Shep and Ian Murray, the brothers who own tie and preppy-clothing maker Vineyard Vines, were telling us recently about how some days they don’t even speak to each other though they share an office and that the CEO, an old college buddy, sometimes has to play referee. Having a family council or some other mutually approved oversight structure will help protect the company over time. In some cases, that means buying out relatives. A descendant of Cargill’s founder did that decades ago, buying out 72 relatives who wanted cash and giving those shares to employees. Now just six family members own a much bigger chunk.

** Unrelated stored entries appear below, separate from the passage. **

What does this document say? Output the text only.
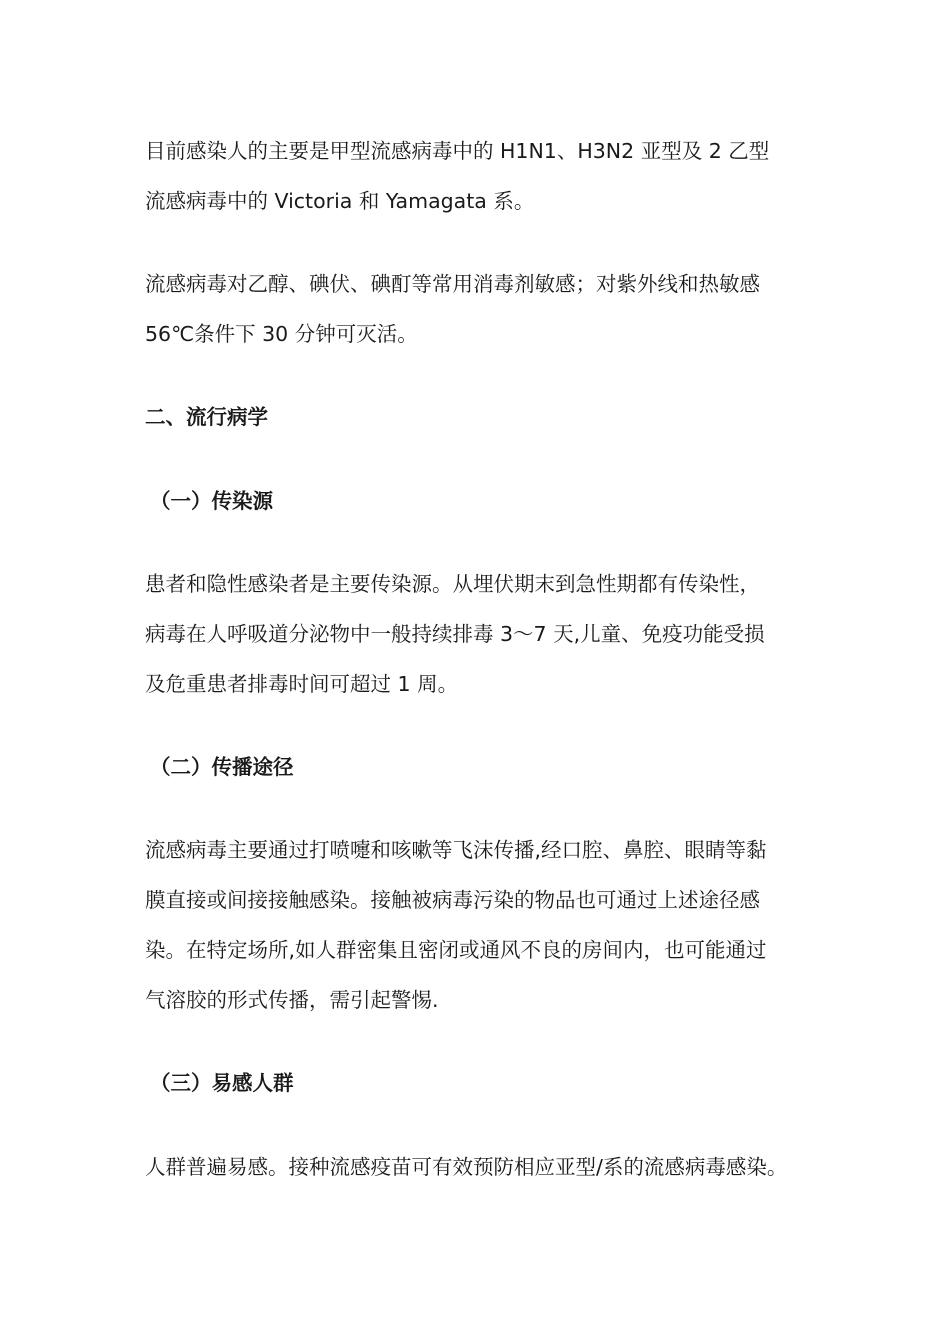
目前感染人的主要是甲型流感病毒中的 H1N1、H3N2 亚型及 2 乙型
流感病毒中的 Victoria 和 Yamagata 系。
流感病毒对乙醇、碘伏、碘酊等常用消毒剂敏感；对紫外线和热敏感
56℃条件下 30 分钟可灭活。
二、流行病学
（一）传染源
患者和隐性感染者是主要传染源。从埋伏期末到急性期都有传染性，
病毒在人呼吸道分泌物中一般持续排毒 3～7 天,儿童、免疫功能受损
及危重患者排毒时间可超过 1 周。
（二）传播途径
流感病毒主要通过打喷嚏和咳嗽等飞沫传播,经口腔、鼻腔、眼睛等黏
膜直接或间接接触感染。接触被病毒污染的物品也可通过上述途径感
染。在特定场所,如人群密集且密闭或通风不良的房间内，也可能通过
气溶胶的形式传播，需引起警惕.
（三）易感人群
人群普遍易感。接种流感疫苗可有效预防相应亚型/系的流感病毒感染。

In the case of Chicago’s Pritzker clan, which prided itself on its discretion and low-profile, too much power in too few hands inside the family led to mistrust and a nasty lawsuit over assets. The younger relatives of the billionaires who ran the clan were sued for discounting the value of their shares. The plaintiffs said that the defendants "don't view their job as managing other people's money. They have a stronger sense of self-entitlement than they do of fiduciary responsibility."

They’re not islands

Being private does not mean going it alone. The best private companies recruit real outsiders for the board and put them in executive positions. They use outside advisory firms and consultants. They actively play a role in their local and global community, from the Rotary Club to Davos. Don’t mistake privacy for engagement. This can means corporate philanthropy, volunteer programs. The founder of smartphone case-maker OtterBox told us this: “[Having outside advisers] allows us to focus on other aspects of the company that are very important but that shareholders don't immediately associate with the bottom line ­ such as culture. OtterBox company culture is critical to our ability to deliver a great product with top-notch service. We're able to enhance culture through encouraging volunteering activities, profit sharing and having world-class facilities.”